Self-Assembled Nanocomposite Based on SrCo0.7Fe0.2Sc0.1O3-δ as an Efficient Intermediate-to-Low-Temperature SOFC Cathode.

ABSTRACT

The high performance of intermediate-to-low temperature solid oxide fuel cells (ILT-SOFCs) closely depends on the catalytic activity of the cathode material. However, most high-activity perovskite cathodes are rich in Sr and will arise from Sr segregation during the long-term working, resulting in the decay of activity and stability. Herein, by regulating the calcined way and temperature, a type of self-assembled nanocomposite perovskite cathode is developed, the stoichiometric SrCo0.7Fe0.2Sc0.1O3-δ (SCFSc) powder self-separates into a cubic phase (Pm3̅m, Sc-rich) and a tetragonal phase (P4/mmm, Sc-fewer).

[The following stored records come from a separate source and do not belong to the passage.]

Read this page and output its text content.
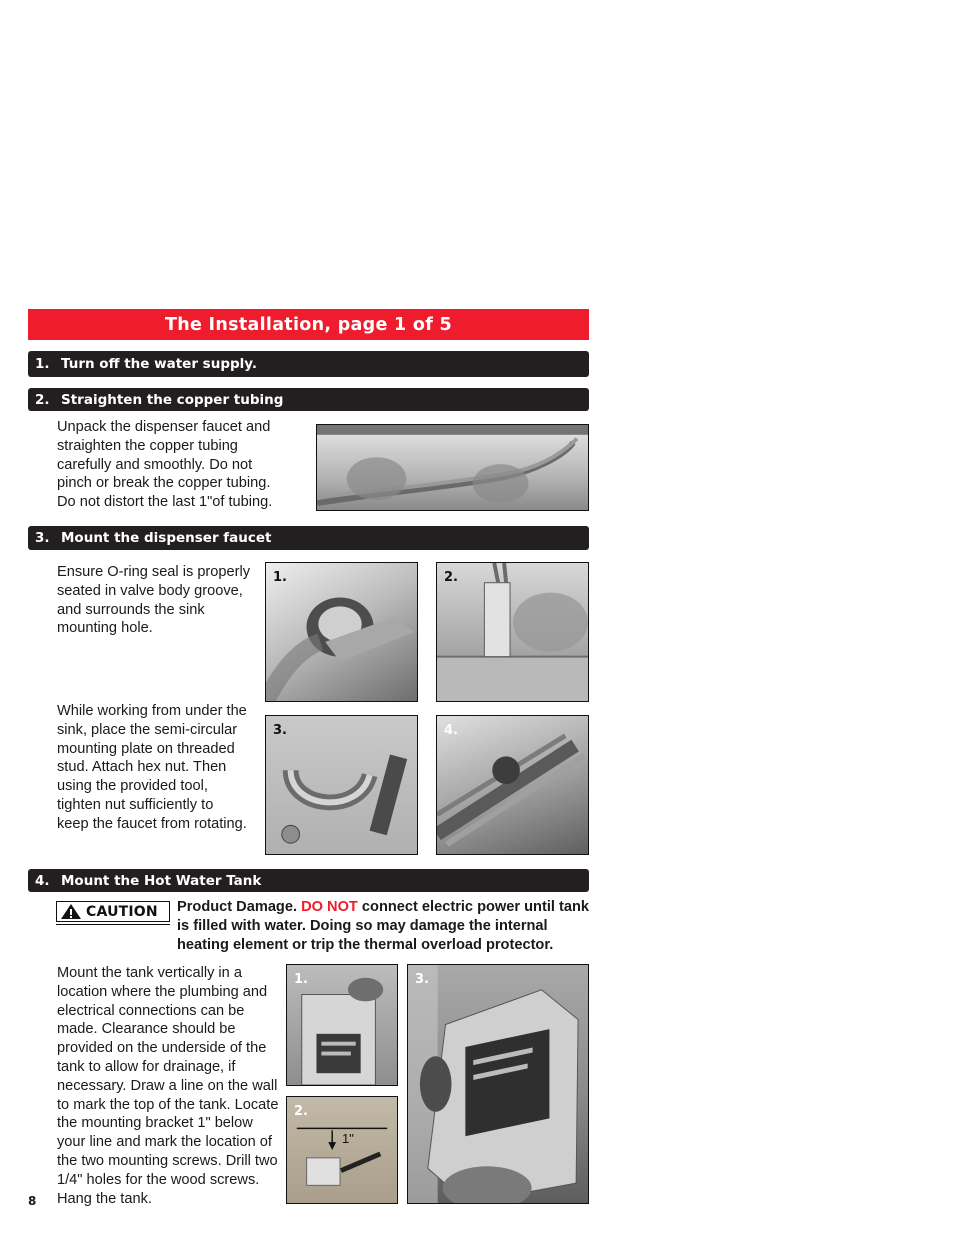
The Installation, page 1 of 5
1. Turn off the water supply.
2. Straighten the copper tubing
Unpack the dispenser faucet and straighten the copper tubing carefully and smoothly. Do not pinch or break the copper tubing. Do not distort the last 1"of tubing.
3. Mount the dispenser faucet
Ensure O-ring seal is properly seated in valve body groove, and surrounds the sink mounting hole.
While working from under the sink, place the semi-circular mounting plate on threaded stud. Attach hex nut. Then using the provided tool, tighten nut sufficiently to keep the faucet from rotating.
1.	2.
3.	4.
4. Mount the Hot Water Tank
CAUTION Product Damage. DO NOT connect electric power until tank is filled with water. Doing so may damage the internal heating element or trip the thermal overload protector.
Mount the tank vertically in a location where the plumbing and electrical connections can be made. Clearance should be provided on the underside of the tank to allow for drainage, if necessary. Draw a line on the wall to mark the top of the tank. Locate the mounting bracket 1" below your line and mark the location of the two mounting screws. Drill two 1/4" holes for the wood screws. Hang the tank.
1.
2.
1"
3.
8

Meanwhile, a single cubic phase is prepared with the same formula via calcining the SCFSc pellet. It is found that the nanocomposite cathode shows better oxygen reduction reaction catalytic activity than single cubic SCFSc, caused by lower impedance of oxygen surface exchange and bulk diffusion. Particularly, the nanocomposite SCFSc cathode with the self-assembled heterointerfaces mitigates the Sr segregation and shows a peak power density of 1.17 W cm-2 at 700 °C and excellent stability for ∼101 h at 600 °C. This work provides a strategy for the development of nanocomposite cathodes to mitigate cation segregation and improve catalytic activity and stability.